Through a series of value-stream mapping, problem analyses, and observations, Mr Boyd identified several key factors that were designated as problems:

  • Insufficient patient flow into the laboratory
  • Inconsistent chemotherapy schedules
  • Discrepancies between their EHR and MEDITECH (ie, pharmacy) schedules for patients and chemotherapy orders
  • Inconsistencies between actual staff practice and patient pushing related to laboratory schedules.

Suggested Remedies

Some of the solutions that were developed and implemented included development of standard processes for port draws, patient registration, and phlebotomy. A new infusion check-out process was instituted. Patients received education on the new processes. The staff followed the schedules and used the new systems to implement a “pull” rather than “push” system for patients from the start to the end of the process.

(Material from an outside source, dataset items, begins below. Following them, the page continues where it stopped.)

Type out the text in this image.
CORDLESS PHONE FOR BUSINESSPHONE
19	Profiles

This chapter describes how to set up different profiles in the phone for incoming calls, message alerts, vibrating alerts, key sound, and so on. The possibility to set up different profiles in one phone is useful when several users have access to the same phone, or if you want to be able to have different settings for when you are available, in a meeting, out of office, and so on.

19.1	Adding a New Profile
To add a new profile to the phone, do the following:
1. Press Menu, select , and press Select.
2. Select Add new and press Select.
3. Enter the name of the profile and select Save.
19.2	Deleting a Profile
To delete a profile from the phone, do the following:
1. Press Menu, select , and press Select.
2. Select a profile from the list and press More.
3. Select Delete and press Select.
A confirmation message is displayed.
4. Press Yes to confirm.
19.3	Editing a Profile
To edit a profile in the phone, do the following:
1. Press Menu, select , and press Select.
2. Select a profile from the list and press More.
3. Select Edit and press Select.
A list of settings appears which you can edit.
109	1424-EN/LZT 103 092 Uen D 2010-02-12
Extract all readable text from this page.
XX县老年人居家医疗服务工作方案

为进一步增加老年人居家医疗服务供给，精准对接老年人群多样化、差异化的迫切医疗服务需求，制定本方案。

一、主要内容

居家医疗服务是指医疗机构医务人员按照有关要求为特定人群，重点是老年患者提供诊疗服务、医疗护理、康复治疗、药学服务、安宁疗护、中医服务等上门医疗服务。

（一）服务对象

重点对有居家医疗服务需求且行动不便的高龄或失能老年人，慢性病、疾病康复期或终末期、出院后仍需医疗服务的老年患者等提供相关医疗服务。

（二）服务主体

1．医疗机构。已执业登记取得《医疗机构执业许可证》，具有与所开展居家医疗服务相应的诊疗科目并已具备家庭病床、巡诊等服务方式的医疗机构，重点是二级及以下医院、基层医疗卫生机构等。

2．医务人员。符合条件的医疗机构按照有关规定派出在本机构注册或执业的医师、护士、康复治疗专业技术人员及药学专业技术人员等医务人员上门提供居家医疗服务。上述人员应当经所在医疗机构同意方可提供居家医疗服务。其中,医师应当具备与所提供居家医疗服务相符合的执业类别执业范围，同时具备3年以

New patient data collection cards were introduced, and restaurant-style pagers helped to keep the patient flow moving in a timely fashion between departments.

Mr Boyd described the problems that were solved by this new approach: they eliminated laboratory batching, the pharmacy was reorganized, the teams improved communication through use of huddles and more deliberate patient navigation, and the phlebotomy schedules were finally more consistent.

Most important, this project cost next to nothing to implement. The project’s goals were to decrease the total patient visit time by 20%, and to increase the value time quotient for patients by 20%. They were able to decrease the total patient visit time by 27%, to increase the patient value quotient by 14%, and also increase revenue by 17%, through more efficient patient throughput. Minutes mattered—in creating a problem, and in effecting a solution.